Ultimately, most people are too busy to spend vast amounts of time thinking about politics. That is for others to do (hence they often disparage “politicians” as a group, despite being responsible for electing them – politicians are supposed to be trusted to get on with their job while the res tof us get on with ours). This is a fundamental division which populists are brilliant at exploiting. They play to pre-conceptions (and worse) to deliver emotional appeals to “fast-mode” thinking which, without pause for consideration, seem obvious and incontrovertible. Slogans such as “Take back control” or “Make America Great Again” are perfect for this, appealing additionally to a sense of loss and an instinctive desire to put things right without really having to spend time thinking about the hows and whys.
“Liberals”, often academics or professionals who spend longer comtemplating government and politics, have not even yet worked out what is happening as they simply cannot comprehend the appeal of electoral slogans and promises which, to “slow-mode” thinking, are so obviously wrong. Furthermore, they also find it harder to deliver the same sort of unity the populists seem (initially at least) able to rely on. As “slow-mode” thinkers with regard to politics, these Liberals fall out with each other over details (last year the British Liberal Democrats even managed to lose one of their 12 remaining MPs over their European policy, previously their most defining and unifying policy area) and thus end up arguing with each other over minor side points. They have no influence over these minor side points anyway because, as political “slow-mode” thinkers, they cannot fathom the electoral appeal of cases made to “fast-mode” thinkers and thus keep losing elections.

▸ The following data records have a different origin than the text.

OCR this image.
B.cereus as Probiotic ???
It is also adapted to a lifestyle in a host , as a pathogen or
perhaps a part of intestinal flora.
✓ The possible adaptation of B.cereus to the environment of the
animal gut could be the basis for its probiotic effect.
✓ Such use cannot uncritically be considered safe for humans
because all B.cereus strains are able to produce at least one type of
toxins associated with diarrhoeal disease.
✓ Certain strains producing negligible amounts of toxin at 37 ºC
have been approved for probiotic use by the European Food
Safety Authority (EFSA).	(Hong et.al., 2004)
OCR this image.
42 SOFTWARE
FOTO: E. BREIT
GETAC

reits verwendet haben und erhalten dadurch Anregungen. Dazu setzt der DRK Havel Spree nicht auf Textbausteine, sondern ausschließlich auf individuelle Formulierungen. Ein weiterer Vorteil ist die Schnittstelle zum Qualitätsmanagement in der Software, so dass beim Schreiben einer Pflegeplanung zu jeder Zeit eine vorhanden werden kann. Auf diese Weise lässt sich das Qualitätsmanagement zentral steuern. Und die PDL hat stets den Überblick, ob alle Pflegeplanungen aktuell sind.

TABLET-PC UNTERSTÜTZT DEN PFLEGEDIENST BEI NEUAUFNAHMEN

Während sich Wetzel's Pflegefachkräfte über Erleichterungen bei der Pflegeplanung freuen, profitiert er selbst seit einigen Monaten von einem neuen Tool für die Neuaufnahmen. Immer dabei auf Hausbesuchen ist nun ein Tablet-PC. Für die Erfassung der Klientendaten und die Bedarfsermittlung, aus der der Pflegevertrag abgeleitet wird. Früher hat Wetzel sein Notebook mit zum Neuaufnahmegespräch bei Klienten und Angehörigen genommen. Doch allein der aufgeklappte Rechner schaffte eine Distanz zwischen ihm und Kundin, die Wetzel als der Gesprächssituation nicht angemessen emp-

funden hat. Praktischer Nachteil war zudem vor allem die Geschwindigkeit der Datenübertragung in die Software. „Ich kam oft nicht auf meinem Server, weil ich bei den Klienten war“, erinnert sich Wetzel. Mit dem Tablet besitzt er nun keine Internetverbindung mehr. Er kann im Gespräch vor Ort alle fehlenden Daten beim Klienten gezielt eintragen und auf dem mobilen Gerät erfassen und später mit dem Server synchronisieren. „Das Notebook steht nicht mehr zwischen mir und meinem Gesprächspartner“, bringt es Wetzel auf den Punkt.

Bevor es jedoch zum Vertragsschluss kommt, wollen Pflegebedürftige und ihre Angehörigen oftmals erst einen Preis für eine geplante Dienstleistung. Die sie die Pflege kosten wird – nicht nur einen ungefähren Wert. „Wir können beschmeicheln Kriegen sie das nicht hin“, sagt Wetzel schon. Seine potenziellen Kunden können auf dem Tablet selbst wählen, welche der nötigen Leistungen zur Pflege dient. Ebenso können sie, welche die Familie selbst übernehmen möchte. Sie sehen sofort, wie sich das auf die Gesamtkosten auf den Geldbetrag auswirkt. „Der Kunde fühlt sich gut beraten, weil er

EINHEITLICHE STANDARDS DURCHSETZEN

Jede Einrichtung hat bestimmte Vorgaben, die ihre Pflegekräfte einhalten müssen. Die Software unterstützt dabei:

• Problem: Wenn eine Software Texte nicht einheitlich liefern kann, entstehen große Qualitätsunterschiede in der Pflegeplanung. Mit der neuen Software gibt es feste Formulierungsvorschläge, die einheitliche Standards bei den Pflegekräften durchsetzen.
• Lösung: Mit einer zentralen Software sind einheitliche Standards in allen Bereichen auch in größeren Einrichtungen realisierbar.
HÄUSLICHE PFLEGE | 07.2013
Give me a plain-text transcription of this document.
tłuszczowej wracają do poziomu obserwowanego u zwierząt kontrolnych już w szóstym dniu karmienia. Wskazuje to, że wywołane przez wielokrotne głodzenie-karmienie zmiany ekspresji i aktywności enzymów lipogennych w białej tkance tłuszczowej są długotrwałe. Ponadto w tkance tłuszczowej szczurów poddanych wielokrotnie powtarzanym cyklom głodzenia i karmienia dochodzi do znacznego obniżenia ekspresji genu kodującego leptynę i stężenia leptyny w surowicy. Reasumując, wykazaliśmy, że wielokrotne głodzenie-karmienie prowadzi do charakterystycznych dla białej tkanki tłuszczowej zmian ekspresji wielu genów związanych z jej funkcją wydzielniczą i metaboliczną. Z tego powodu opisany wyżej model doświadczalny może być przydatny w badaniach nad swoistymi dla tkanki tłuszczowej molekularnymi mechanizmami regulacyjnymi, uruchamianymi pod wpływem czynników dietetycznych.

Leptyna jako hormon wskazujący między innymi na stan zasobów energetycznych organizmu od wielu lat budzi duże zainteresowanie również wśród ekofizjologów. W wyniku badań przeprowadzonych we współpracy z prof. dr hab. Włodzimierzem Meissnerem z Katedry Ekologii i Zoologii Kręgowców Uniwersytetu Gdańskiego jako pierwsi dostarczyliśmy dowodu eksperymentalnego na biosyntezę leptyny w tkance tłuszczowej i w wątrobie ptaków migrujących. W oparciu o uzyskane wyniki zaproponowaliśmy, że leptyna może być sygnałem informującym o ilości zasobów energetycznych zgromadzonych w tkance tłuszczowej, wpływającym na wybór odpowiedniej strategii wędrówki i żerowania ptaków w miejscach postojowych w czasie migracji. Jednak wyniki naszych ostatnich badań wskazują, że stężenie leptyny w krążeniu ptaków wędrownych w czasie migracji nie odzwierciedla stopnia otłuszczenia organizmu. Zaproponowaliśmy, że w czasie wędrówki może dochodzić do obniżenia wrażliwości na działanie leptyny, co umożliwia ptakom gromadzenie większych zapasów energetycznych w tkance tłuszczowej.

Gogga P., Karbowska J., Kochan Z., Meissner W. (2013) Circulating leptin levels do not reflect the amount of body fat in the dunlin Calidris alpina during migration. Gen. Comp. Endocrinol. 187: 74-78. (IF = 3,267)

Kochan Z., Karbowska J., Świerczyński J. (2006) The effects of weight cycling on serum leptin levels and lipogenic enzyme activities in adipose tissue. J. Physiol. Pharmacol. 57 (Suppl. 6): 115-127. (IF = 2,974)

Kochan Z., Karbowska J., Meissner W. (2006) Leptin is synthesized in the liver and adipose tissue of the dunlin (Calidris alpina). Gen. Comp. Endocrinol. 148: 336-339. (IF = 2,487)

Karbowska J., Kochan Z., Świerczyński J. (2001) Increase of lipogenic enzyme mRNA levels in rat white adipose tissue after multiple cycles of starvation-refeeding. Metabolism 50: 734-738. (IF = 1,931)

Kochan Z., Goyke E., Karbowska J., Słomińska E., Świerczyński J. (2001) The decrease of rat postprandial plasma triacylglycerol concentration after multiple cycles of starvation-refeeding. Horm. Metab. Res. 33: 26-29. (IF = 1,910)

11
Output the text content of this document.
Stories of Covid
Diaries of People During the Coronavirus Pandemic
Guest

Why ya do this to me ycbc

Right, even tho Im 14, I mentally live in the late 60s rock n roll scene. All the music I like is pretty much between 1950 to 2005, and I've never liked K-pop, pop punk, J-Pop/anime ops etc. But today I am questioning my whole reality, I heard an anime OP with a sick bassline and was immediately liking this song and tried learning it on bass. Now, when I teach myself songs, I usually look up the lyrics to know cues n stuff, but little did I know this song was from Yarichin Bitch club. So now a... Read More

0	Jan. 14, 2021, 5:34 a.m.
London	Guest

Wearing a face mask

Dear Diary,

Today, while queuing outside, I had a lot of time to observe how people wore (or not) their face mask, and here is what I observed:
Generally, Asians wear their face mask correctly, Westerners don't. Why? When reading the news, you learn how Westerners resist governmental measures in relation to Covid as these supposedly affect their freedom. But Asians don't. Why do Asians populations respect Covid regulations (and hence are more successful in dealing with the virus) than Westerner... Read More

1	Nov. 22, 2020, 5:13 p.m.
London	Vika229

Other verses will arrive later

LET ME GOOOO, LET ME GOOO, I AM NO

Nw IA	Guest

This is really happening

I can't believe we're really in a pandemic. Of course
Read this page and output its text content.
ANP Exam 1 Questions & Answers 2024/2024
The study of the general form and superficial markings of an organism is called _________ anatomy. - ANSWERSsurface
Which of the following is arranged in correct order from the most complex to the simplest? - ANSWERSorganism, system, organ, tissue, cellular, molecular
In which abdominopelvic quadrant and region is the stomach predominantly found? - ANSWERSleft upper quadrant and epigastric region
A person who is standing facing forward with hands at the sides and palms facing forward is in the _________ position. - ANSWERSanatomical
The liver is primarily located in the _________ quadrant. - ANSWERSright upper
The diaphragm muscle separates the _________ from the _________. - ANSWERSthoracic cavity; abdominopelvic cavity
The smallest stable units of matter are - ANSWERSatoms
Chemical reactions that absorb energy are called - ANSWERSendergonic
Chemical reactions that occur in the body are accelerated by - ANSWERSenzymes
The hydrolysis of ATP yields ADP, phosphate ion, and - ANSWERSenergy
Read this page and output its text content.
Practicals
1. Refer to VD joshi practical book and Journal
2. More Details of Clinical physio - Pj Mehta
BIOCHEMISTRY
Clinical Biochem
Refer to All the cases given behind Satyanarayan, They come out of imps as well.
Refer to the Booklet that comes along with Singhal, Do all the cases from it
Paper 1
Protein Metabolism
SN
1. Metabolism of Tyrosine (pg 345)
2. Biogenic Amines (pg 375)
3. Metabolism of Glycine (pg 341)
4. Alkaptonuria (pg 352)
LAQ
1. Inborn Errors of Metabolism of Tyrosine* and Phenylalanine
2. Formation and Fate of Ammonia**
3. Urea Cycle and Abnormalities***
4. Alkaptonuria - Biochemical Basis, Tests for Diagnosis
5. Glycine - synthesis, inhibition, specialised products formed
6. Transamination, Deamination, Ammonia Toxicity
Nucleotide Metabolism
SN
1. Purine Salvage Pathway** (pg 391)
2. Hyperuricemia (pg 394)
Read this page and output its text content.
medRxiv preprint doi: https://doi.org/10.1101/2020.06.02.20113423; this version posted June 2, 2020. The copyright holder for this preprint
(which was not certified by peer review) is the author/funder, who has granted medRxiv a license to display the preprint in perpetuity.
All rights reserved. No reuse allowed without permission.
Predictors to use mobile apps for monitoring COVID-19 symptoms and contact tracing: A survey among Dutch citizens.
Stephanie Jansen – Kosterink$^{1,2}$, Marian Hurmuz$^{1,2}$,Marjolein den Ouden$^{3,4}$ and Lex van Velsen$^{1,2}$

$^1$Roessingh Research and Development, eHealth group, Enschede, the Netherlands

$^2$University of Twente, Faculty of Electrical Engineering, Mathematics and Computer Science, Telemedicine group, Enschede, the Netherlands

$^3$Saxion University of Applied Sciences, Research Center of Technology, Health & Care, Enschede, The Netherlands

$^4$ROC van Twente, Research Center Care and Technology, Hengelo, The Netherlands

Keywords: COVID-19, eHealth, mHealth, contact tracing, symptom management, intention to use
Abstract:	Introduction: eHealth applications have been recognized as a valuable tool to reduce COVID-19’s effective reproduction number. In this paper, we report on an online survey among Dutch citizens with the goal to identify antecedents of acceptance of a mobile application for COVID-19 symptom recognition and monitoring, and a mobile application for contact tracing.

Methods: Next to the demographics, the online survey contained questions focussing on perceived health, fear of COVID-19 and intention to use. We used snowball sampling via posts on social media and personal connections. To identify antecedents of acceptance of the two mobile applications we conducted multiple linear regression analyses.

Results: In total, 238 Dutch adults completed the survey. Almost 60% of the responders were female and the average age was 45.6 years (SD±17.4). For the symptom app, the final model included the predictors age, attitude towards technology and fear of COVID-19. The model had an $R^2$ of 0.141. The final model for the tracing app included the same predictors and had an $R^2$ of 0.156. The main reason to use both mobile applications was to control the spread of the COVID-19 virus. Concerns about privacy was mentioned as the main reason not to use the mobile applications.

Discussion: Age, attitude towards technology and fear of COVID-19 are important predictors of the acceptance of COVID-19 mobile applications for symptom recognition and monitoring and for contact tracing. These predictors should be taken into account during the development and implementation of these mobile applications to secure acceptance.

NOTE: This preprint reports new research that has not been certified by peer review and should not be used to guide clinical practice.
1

I myself have no idea what the answer to this conundrum is, or I would long ago have shared it! What I do know is that political “slow-mode” thinkers have to get cuter than simply pointing to appalling leaflets and assuming that what is obvious to them will be obvious to everyone. My own suspicion is that “Liberals” will have to become less relentlessly negative, particularly apparently about those who engage in “fast-mode” thinking politically, and instead make appeals to them through more positive messaging on the key issues. For example, instead of pointing out how appalling an anti-immigration message is, they should attempt to sell immigration as a good thing; instead of pointing to the blatant sectarianism of prioritising only “Loyalist” areas in need, make the case for a deal for all areas in need and that they can achieve far more by working together rather than apart. Ultimately the task is to change the instinctive immediate response on issues such as immigration and sectarianism so those who have no time for political “slow-mode” thinking nevertheless share the instincts of those who have.
In short, “Liberals” too need to come to terms with the fact we are not primarily rational, but rather emotional animals. After all, that is what unites us and we are all the more interesting for it…
Updated slightly after a correspondent, who prefers to remain anonymous, linked to Kahneman hypothesis of “fast” versus “slow”; I am no psychologist but it is worth noting Kahneman’s early research was on “loss aversion” also referenced above as a key electoral driver, and that he also wrote extensively on the “illusion of control” (hence the success of the slogan).